Here are five popular alternative home options to consider. While they may not all be your cup of tea, there may be something that strikes your fancy. Who knows, there could be a “small” move in your future!
Home on Wheels
While most people consider an RV a great tool for vacationing, many Americans are starting to use them for full time living. The benefits of living in an RV are obvious; no land to pay for, ability to travel and a cost savings over traditional housing. RV’s have a sleeping area, kitchen, and usually a bathroom. If a traditional RV won’t work, several companies are building, and selling, small homes on wheels. These tiny houses offer all of the comforts of a stick built home, with the ability to travel like an RV. The main downside to this style of housing is the cost of gas.

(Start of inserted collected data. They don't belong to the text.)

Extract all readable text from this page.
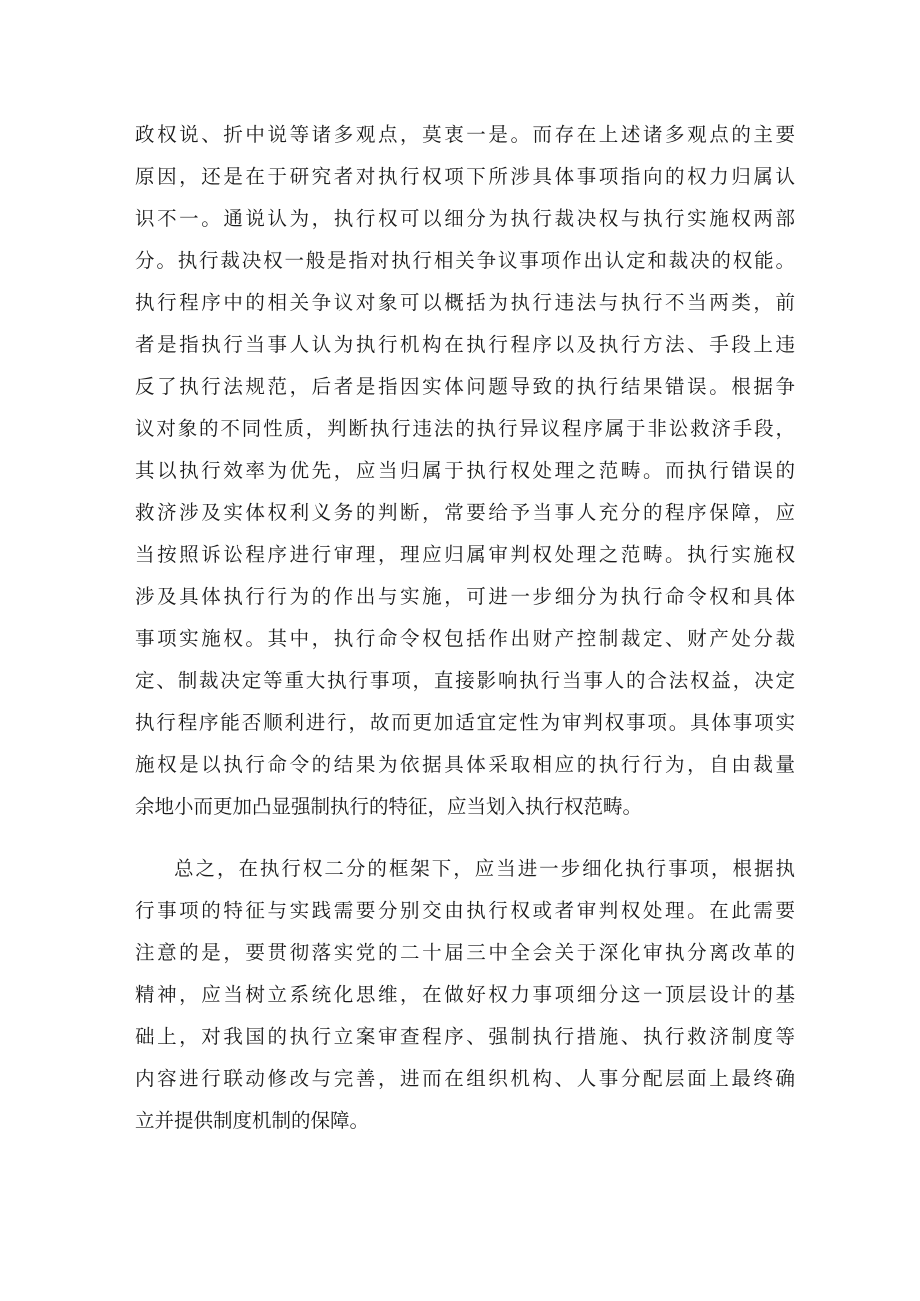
政权说、折中说等诸多观点，莫衷一是。而存在上述诸多观点的主要
原因，还是在于研究者对执行权项下所涉具体事项指向的权力归属认
识不一。通说认为，执行权可以细分为执行裁决权与执行实施权两部
分。执行裁决权一般是指对执行相关争议事项作出认定和裁决的权能。
执行程序中的相关争议对象可以概括为执行违法与执行不当两类，前
者是指执行当事人认为执行机构在执行程序以及执行方法、手段上违
反了执行法规范，后者是指因实体问题导致的执行结果错误。根据争
议对象的不同性质，判断执行违法的执行异议程序属于非讼救济手段，
其以执行效率为优先，应当归属于执行权处理之范畴。而执行错误的
救济涉及实体权利义务的判断，常要给予当事人充分的程序保障，应
当按照诉讼程序进行审理，理应归属审判权处理之范畴。执行实施权
涉及具体执行行为的作出与实施，可进一步细分为执行命令权和具体
事项实施权。其中，执行命令权包括作出财产控制裁定、财产处分裁
定、制裁决定等重大执行事项，直接影响执行当事人的合法权益，决定
执行程序能否顺利进行，故而更加适宜定性为审判权事项。具体事项实
施权是以执行命令的结果为依据具体采取相应的执行行为，自由裁量
余地小而更加凸显强制执行的特征，应当划入执行权范畴。
总之，在执行权二分的框架下，应当进一步细化执行事项，根据执
行事项的特征与实践需要分别交由执行权或者审判权处理。在此需要
注意的是，要贯彻落实党的二十届三中全会关于深化审执分离改革的
精神，应当树立系统化思维，在做好权力事项细分这一顶层设计的基
础上，对我国的执行立案审查程序、强制执行措施、执行救济制度等
内容进行联动修改与完善，进而在组织机构、人事分配层面上最终确
立并提供制度机制的保障。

Green homes, like those built with cob, straw bale, and recycled materials, are becoming more popular. Cob homes are made with mud to create beautiful and unique homes. Straw bale homes are made by stacking straw, then covering it in concrete or mud. Old bags, tires, and bottles are being filled with dirt and stacked to create unique and natural homes. These building styles are much cheaper than traditional homes, and because of their excellent insulation, are much cheaper to heat and cool. Of course, these buildings don’t look like traditional homes, and some areas may not allow them or provide insurance for them.
Shipping Container Home
Old shipping containers like the ones you see on ships and trains, are becoming popular to use as homes. These metal crates are finished off with electricity, plumbing, insulation, walls, flooring and siding for a modern, yet cozy, feel. These crates can be lined up, stacked, or joined to create larger living spaces. They are low cost and a fun way to use recycled materials in a retro, modern fashion.
While living in a tent may seem a little far-fetched, several companies have designed wall tents, yurts and even teepees to be full time dwellings. These alternative homes are much cheaper than other options, and make great homes. They can be heated, provide protection from the elements, and can even have multiple rooms, flooring, and normal doors and windows. You will have to get used to living with the smells, sights, and feelings of nature right outside your fabric walls. However, this can be very stress relieving and provide a great respite from the buzz of the modern world.
Home on the Water
Living in a houseboat can save you tons of cash. Of course, you can buy a large houseboat with tons of amenities, or a big fancy yacht and not save any money. However, humbling yourself to live in a smaller boat can mean lower costs: no lawn care costs, no property taxes, no recycling or trash cost. Usually the only charge is a monthly cost for a marina slip. Living on the water allows you to be in touch with the outdoors and gives you a first hand few of the sunset over the water every night. If you love the water, a houseboat may be the best choice for you.